Dean Han baissa les yeux sur sa poitrine, son visage habituellement sérieux se teintant légèrement de rougeur. Il desserra son col, s'éclaircit la gorge à deux reprises et fit comprendre qu'il n'avait aucune envie d'écouter.

La mère de Han rit et tapota la main de son fils du bout de ses baguettes en plaisantant : « Comment peux-tu parler comme ça… Mais ton père vieillit, et ses goûts sont devenus assez étranges. »

Après avoir ri un moment, le doyen Han commença effectivement à parler de ce qui préoccupait le plus Han Shu.

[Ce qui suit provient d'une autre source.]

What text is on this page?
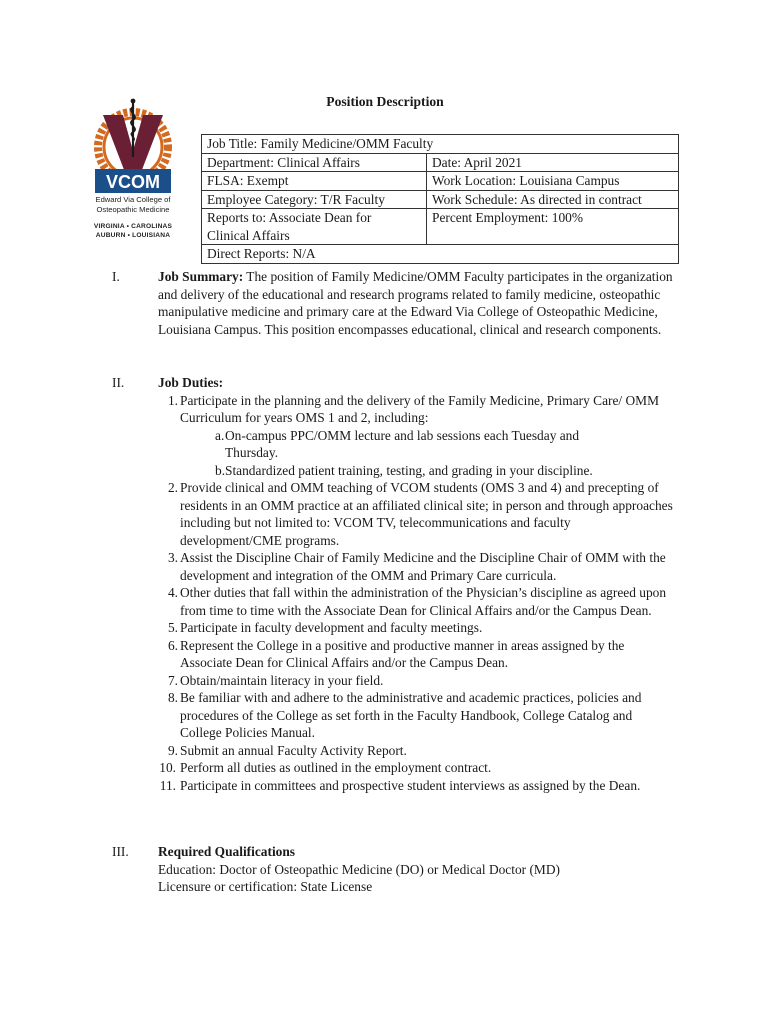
Position Description
VCOM
Edward Via College of
Osteopathic Medicine
VIRGINIA • CAROLINAS
AUBURN • LOUISIANA
Job Title: Family Medicine/OMM Faculty	
Department: Clinical Affairs	Date: April 2021
FLSA: Exempt	Work Location: Louisiana Campus
Employee Category: T/R Faculty	Work Schedule: As directed in contract
Reports to: Associate Dean for
Clinical Affairs	Percent Employment: 100%
Direct Reports: N/A	
I.	Job Summary: The position of Family Medicine/OMM Faculty participates in the organization and delivery of the educational and research programs related to family medicine, osteopathic manipulative medicine and primary care at the Edward Via College of Osteopathic Medicine, Louisiana Campus. This position encompasses educational, clinical and research components.

II.	Job Duties:

1. Participate in the planning and the delivery of the Family Medicine, Primary Care/ OMM Curriculum for years OMS 1 and 2, including:
a. On-campus PPC/OMM lecture and lab sessions each Tuesday and Thursday.
b. Standardized patient training, testing, and grading in your discipline.
2. Provide clinical and OMM teaching of VCOM students (OMS 3 and 4) and precepting of residents in an OMM practice at an affiliated clinical site; in person and through approaches including but not limited to: VCOM TV, telecommunications and faculty development/CME programs.
3. Assist the Discipline Chair of Family Medicine and the Discipline Chair of OMM with the development and integration of the OMM and Primary Care curricula.
4. Other duties that fall within the administration of the Physician’s discipline as agreed upon from time to time with the Associate Dean for Clinical Affairs and/or the Campus Dean.
5. Participate in faculty development and faculty meetings.
6. Represent the College in a positive and productive manner in areas assigned by the Associate Dean for Clinical Affairs and/or the Campus Dean.
7. Obtain/maintain literacy in your field.
8. Be familiar with and adhere to the administrative and academic practices, policies and procedures of the College as set forth in the Faculty Handbook, College Catalog and College Policies Manual.
9. Submit an annual Faculty Activity Report.
10. Perform all duties as outlined in the employment contract.
11. Participate in committees and prospective student interviews as assigned by the Dean.
III. Required Qualifications

Education: Doctor of Osteopathic Medicine (DO) or Medical Doctor (MD)

Licensure or certification: State License
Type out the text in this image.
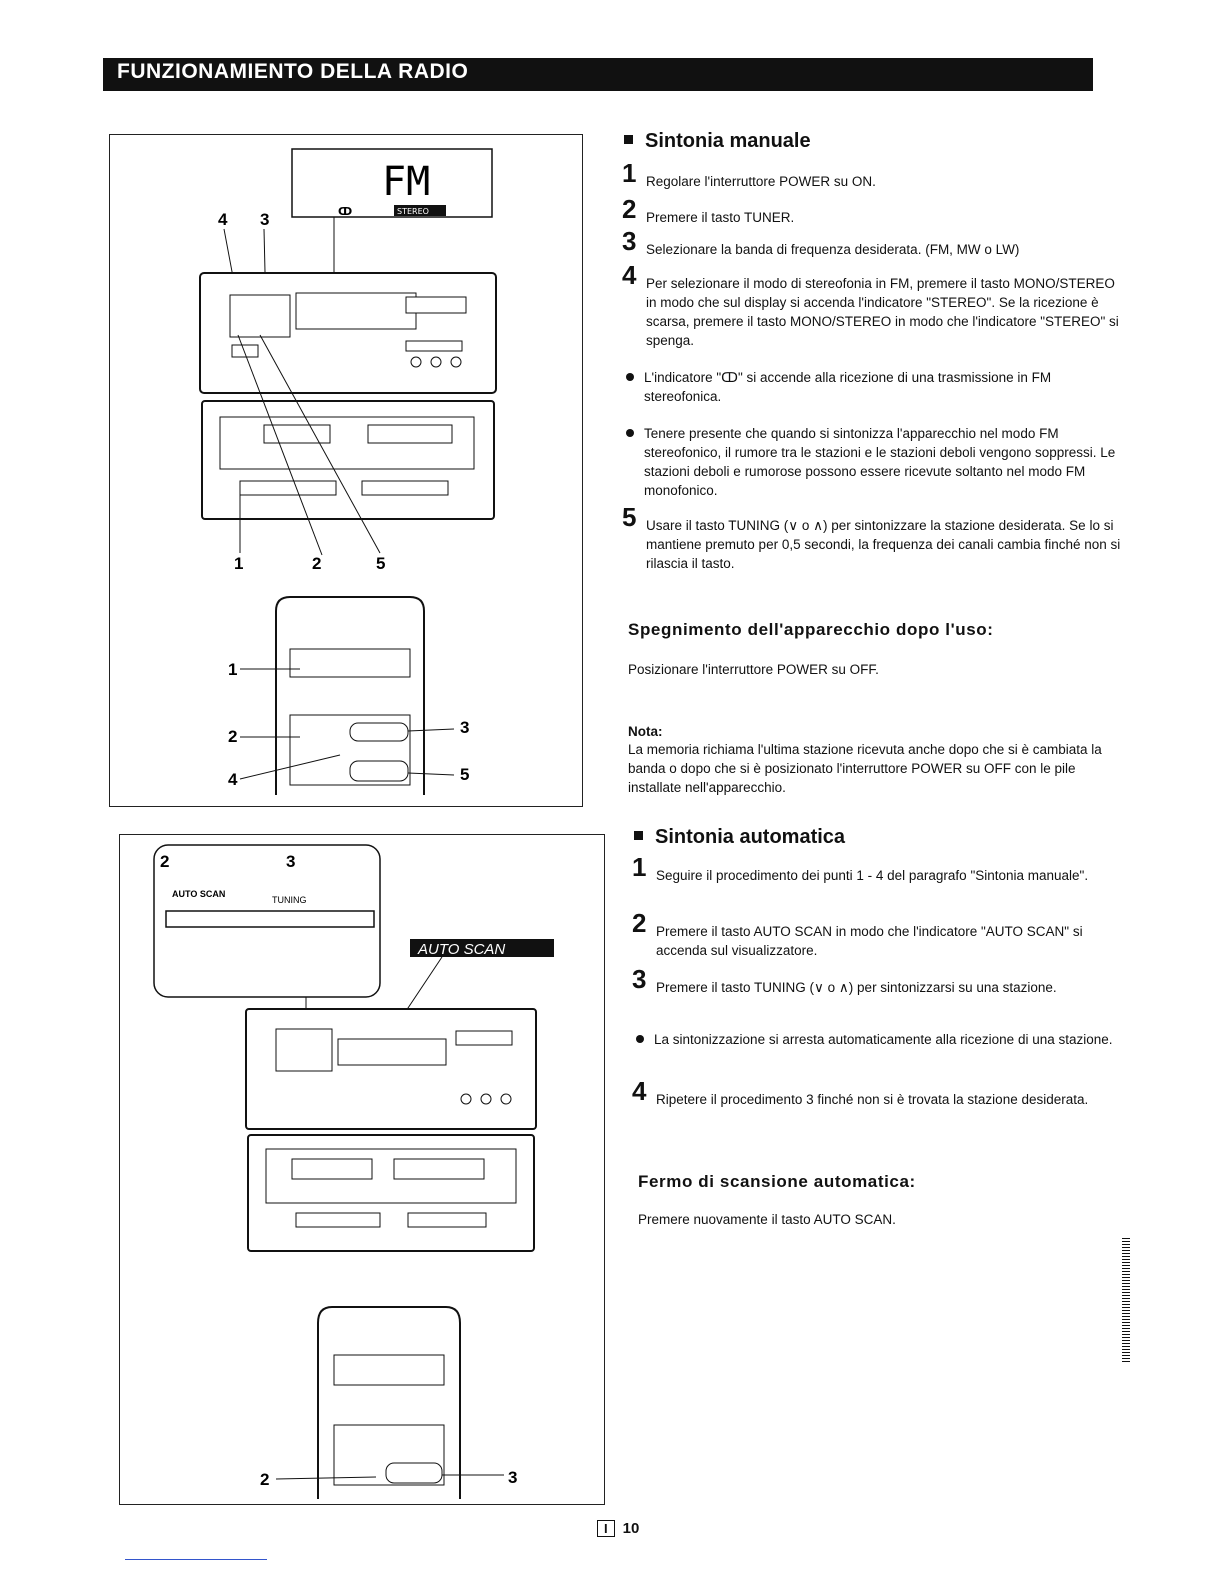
FUNZIONAMIENTO DELLA RADIO
FM
ↀ	STEREO
4 3
1	2	5
1
2
4
3
5
2	3
AUTO SCAN
TUNING
AUTO SCAN
2	3
Sintonia manuale
1 Regolare l'interruttore POWER su ON.
2 Premere il tasto TUNER.
3 Selezionare la banda di frequenza desiderata. (FM, MW o LW)
4 Per selezionare il modo di stereofonia in FM, premere il tasto MONO/STEREO in modo che sul display si accenda l'indicatore "STEREO". Se la ricezione è scarsa, premere il tasto MONO/STEREO in modo che l'indicatore "STEREO" si spenga.
L'indicatore "ↀ" si accende alla ricezione di una trasmissione in FM stereofonica.
Tenere presente che quando si sintonizza l'apparecchio nel modo FM stereofonico, il rumore tra le stazioni e le stazioni deboli vengono soppressi. Le stazioni deboli e rumorose possono essere ricevute soltanto nel modo FM monofonico.
5 Usare il tasto TUNING (∨ o ∧) per sintonizzare la stazione desiderata. Se lo si mantiene premuto per 0,5 secondi, la frequenza dei canali cambia finché non si rilascia il tasto.
Spegnimento dell'apparecchio dopo l'uso:
Posizionare l'interruttore POWER su OFF.
Nota:
La memoria richiama l'ultima stazione ricevuta anche dopo che si è cambiata la banda o dopo che si è posizionato l'interruttore POWER su OFF con le pile installate nell'apparecchio.
Sintonia automatica
1 Seguire il procedimento dei punti 1 - 4 del paragrafo "Sintonia manuale".
2 Premere il tasto AUTO SCAN in modo che l'indicatore "AUTO SCAN" si accenda sul visualizzatore.
3 Premere il tasto TUNING (∨ o ∧) per sintonizzarsi su una stazione.
La sintonizzazione si arresta automaticamente alla ricezione di una stazione.
4 Ripetere il procedimento 3 finché non si è trovata la stazione desiderata.
Fermo di scansione automatica:
Premere nuovamente il tasto AUTO SCAN.
I 10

« Je vous demande comment se portent vos dossiers récents. Le transfert au tribunal municipal est terminé, mais vous traînez encore au tribunal de la ville ouest. Cela fait plus de six mois et vous êtes incapable de gérer correctement une affaire, même mineure. Je me demande bien comment Cai Yilin vous a formé. »

Han Shu ne put s'empêcher de se sentir lésé : « Est-ce vraiment ce que je voulais ? Papa, ne sous-estime pas cette affaire, je pense qu'il y a plus que ce que l'on voit au premier abord. »

« Oh ? » répondit nonchalamment Dean Han en sirotant sa soupe.